My foster son’s birth mother gave me some presents when we picked up his belongings and moved him into our house. (She was in the process of moving and everything had to go.) She gave me a gorgeous iron birdbath, a rusty old tractor tire rim (which made a perfect fire pit), and an umbrella tree.
The umbrella tree had long since outgrown its small white pot. It had slowly inched towards what little light it could reach, and in doing so, had developed a serious hunch. (It could barely stand upright.)
But the son was rather proud of it all the same. It was a little piece of his home, his past, his history, and we were taking it into our home right along with him. It was in dire need of a bigger pot and better light, so we picked out a new pot and together, the three of us (foster parents and son) gently replanted this tree.
Perhaps “gently” is the wrong word here—our intentions were gentle, true, but the actual act was not. The son held the branches while the two of us held the pot, and we grunted and tugged and yanked until it pulled free. There was no other way to do it. I was worried we’d damage it somehow in the move, and there was talk of destroying the white pot to remove it, but together, we prevailed. The son held the tree in the new pot and we poured handfuls of fresh black dirt around it, and we tried our best to correct that hunch in the process.
I’ll say this up front: I am a notorious plant killer. (I buy brand new houseplants every six months or so to keep up the illusion that I have a green thumb, but I just…lack the tender skill required to care for plants. I am getting better at it, but I’m still not that great.) So I was terrified that I was going to kill this plant, this piece of our new son’s old life, that it would shrivel and die in my clumsy care. I was terrified that the repotting had stressed it, had damaged it, and that it would be beyond all help.
But that didn’t happen.
I mean, yeah, we had it a little too close to the air conditioner vent for awhile (it didn’t like that—it lost a lot of leaves), and there were a couple times when it got way too much (or not enough) water, but after we moved it somewhere warmer and brighter and figured out what its needs were, it flourished.

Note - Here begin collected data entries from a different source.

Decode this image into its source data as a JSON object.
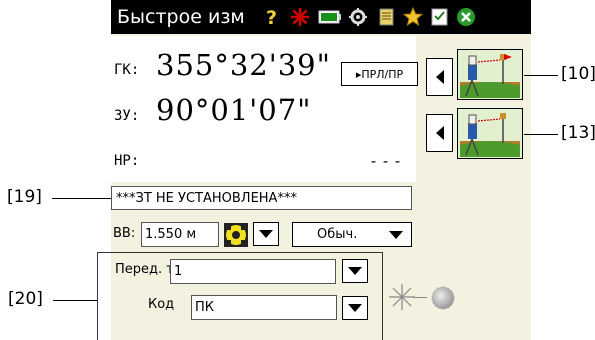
{
  "window": {
    "title": "Быстрое изм"
  },
  "toolbar": {
    "icons": [
      "help-icon",
      "laser-star-icon",
      "battery-icon",
      "settings-gear-icon",
      "notepad-icon",
      "favorites-star-icon",
      "checklist-icon",
      "close-icon"
    ]
  },
  "measurements": {
    "hz_label": "ГК:",
    "hz_value": "355°32'39\"",
    "vz_label": "ЗУ:",
    "vz_value": "90°01'07\"",
    "sd_label": "НР:",
    "sd_value": "---",
    "face_button": "▸ПРЛ/ПР"
  },
  "status": {
    "message": "***ЗТ НЕ УСТАНОВЛЕНА***"
  },
  "target_height": {
    "label": "ВВ:",
    "value": "1.550 м",
    "mode": "Обыч."
  },
  "point": {
    "label": "Перед. точка:",
    "value": "1",
    "code_label": "Код",
    "code_value": "ПК"
  },
  "callouts": {
    "c10": "[10]",
    "c13": "[13]",
    "c19": "[19]",
    "c20": "[20]"
  },
  "colors": {
    "titlebar": "#000000",
    "screen_bg": "#f3f2e0",
    "laser": "#cc0000"
  }
}
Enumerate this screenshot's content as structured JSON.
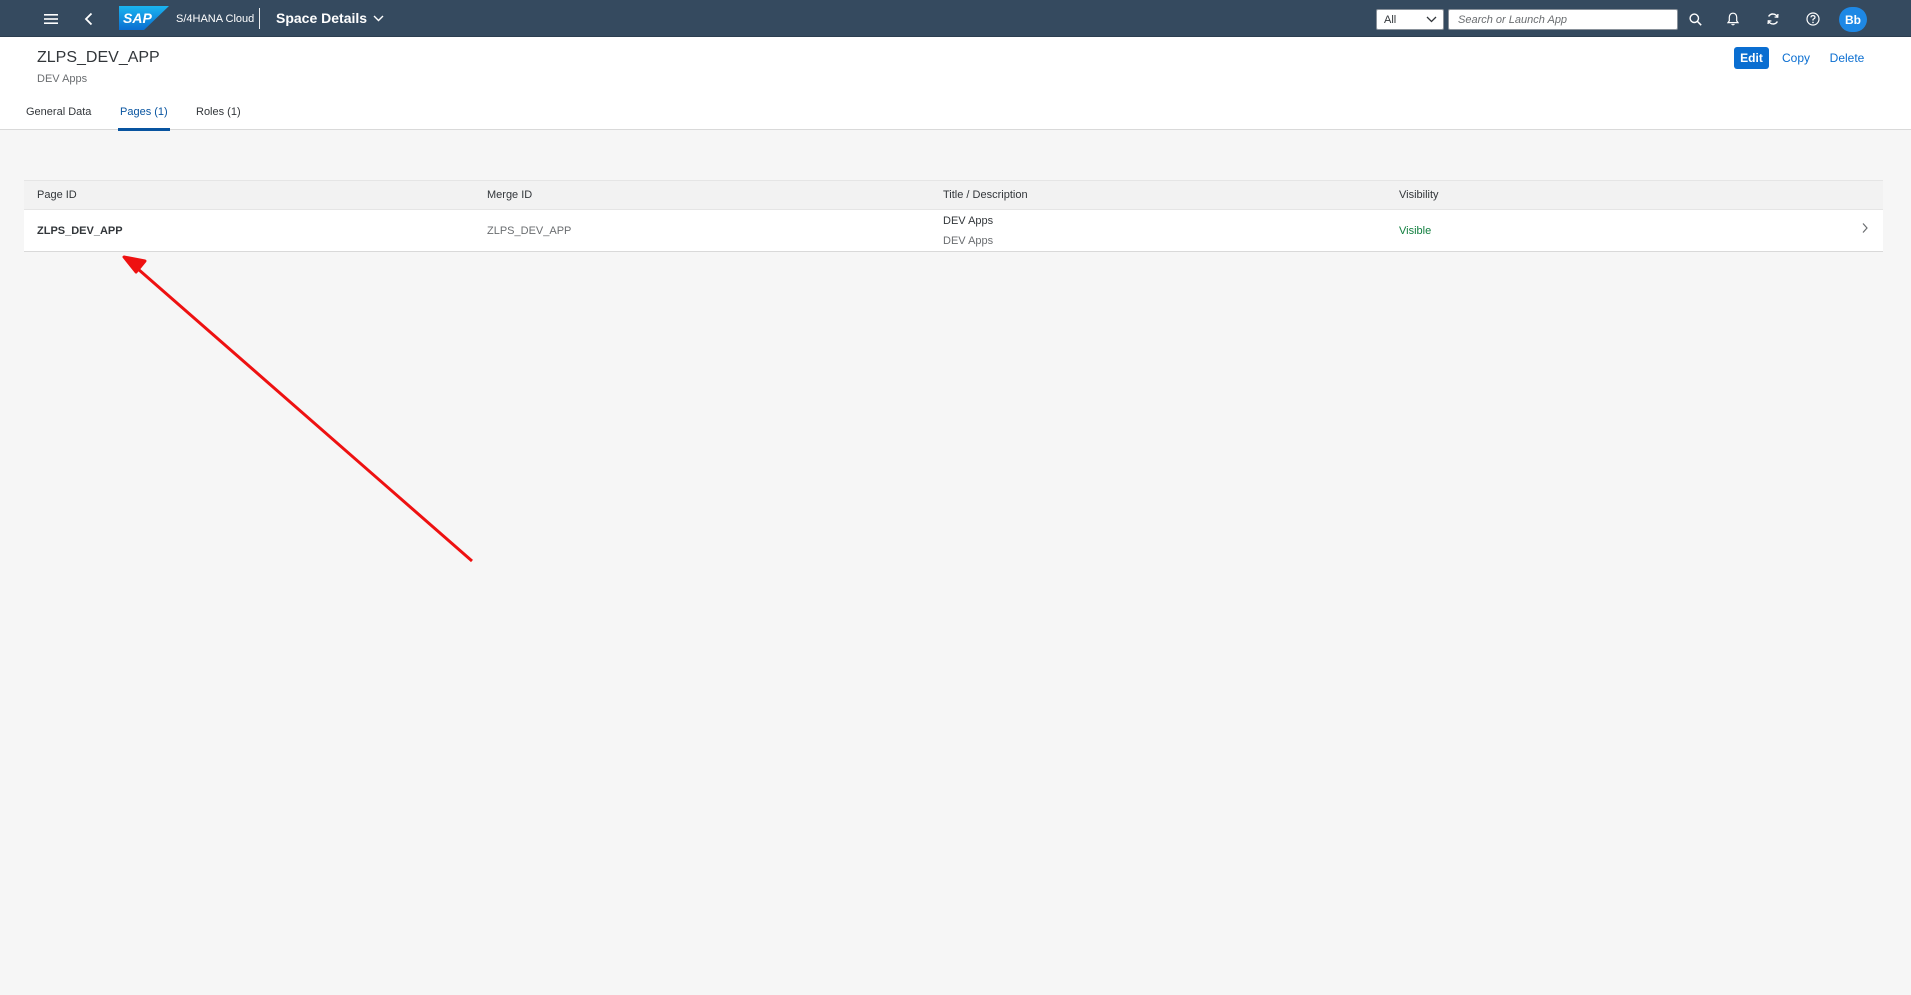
{
  "shell": {
    "product_name": "S/4HANA Cloud",
    "app_title": "Space Details",
    "scope_select": "All",
    "search_placeholder": "Search or Launch App",
    "avatar_initials": "Bb",
    "logo_text": "SAP"
  },
  "header": {
    "title": "ZLPS_DEV_APP",
    "subtitle": "DEV Apps",
    "actions": {
      "edit": "Edit",
      "copy": "Copy",
      "delete": "Delete"
    }
  },
  "tabs": [
    {
      "label": "General Data",
      "active": false
    },
    {
      "label": "Pages (1)",
      "active": true
    },
    {
      "label": "Roles (1)",
      "active": false
    }
  ],
  "table": {
    "columns": [
      "Page ID",
      "Merge ID",
      "Title / Description",
      "Visibility"
    ],
    "rows": [
      {
        "page_id": "ZLPS_DEV_APP",
        "merge_id": "ZLPS_DEV_APP",
        "title": "DEV Apps",
        "description": "DEV Apps",
        "visibility": "Visible"
      }
    ]
  },
  "colors": {
    "shell_bg": "#354a5f",
    "accent": "#0a6ed1",
    "positive": "#107e3e",
    "annotation_arrow": "#ee1111"
  }
}
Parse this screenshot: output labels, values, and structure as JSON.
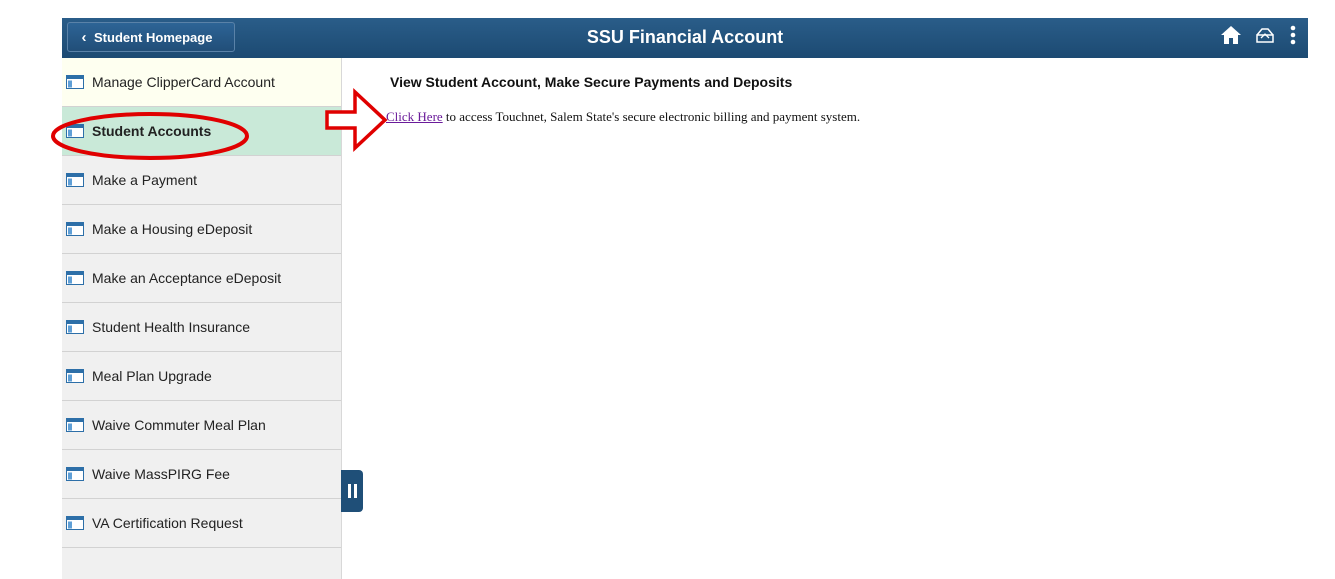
{
  "header": {
    "back_label": "Student Homepage",
    "title": "SSU Financial Account",
    "icons": [
      "home-icon",
      "navbar-icon",
      "actions-menu-icon"
    ],
    "bar_color": "#1f4f78"
  },
  "sidebar": {
    "items": [
      {
        "label": "Manage ClipperCard Account"
      },
      {
        "label": "Student Accounts",
        "selected": true
      },
      {
        "label": "Make a Payment"
      },
      {
        "label": "Make a Housing eDeposit"
      },
      {
        "label": "Make an Acceptance eDeposit"
      },
      {
        "label": "Student Health Insurance"
      },
      {
        "label": "Meal Plan Upgrade"
      },
      {
        "label": "Waive Commuter Meal Plan"
      },
      {
        "label": "Waive MassPIRG Fee"
      },
      {
        "label": "VA Certification Request"
      }
    ],
    "selected_color": "#c9e9d8"
  },
  "main": {
    "title": "View Student Account, Make Secure Payments and Deposits",
    "link_label": "Click Here",
    "description": " to access Touchnet, Salem State's secure electronic billing and payment system."
  },
  "annotations": {
    "color": "#e00000",
    "shapes": [
      "arrow",
      "ellipse"
    ]
  }
}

It stopped shedding leaves, and it started growing new ones.
The other day, my foster son—a deep thinker if ever there was one—was standing over this tree, chin in hand, contemplating. “It’s doing so well,” he said, reaching down to touch the new growth. “I think it just needed a new place to live.”
I was struck by his choice of words: a new place to live.
I don’t think he was just talking about that plant.
He’s right, you know—sometimes, it just takes a new environment to flourish. (He is living proof of this.) Sometimes it just takes eating right and sunshine and fresh air and room to stretch your legs (or roots, what have you).
And I hope that is what we have done for him.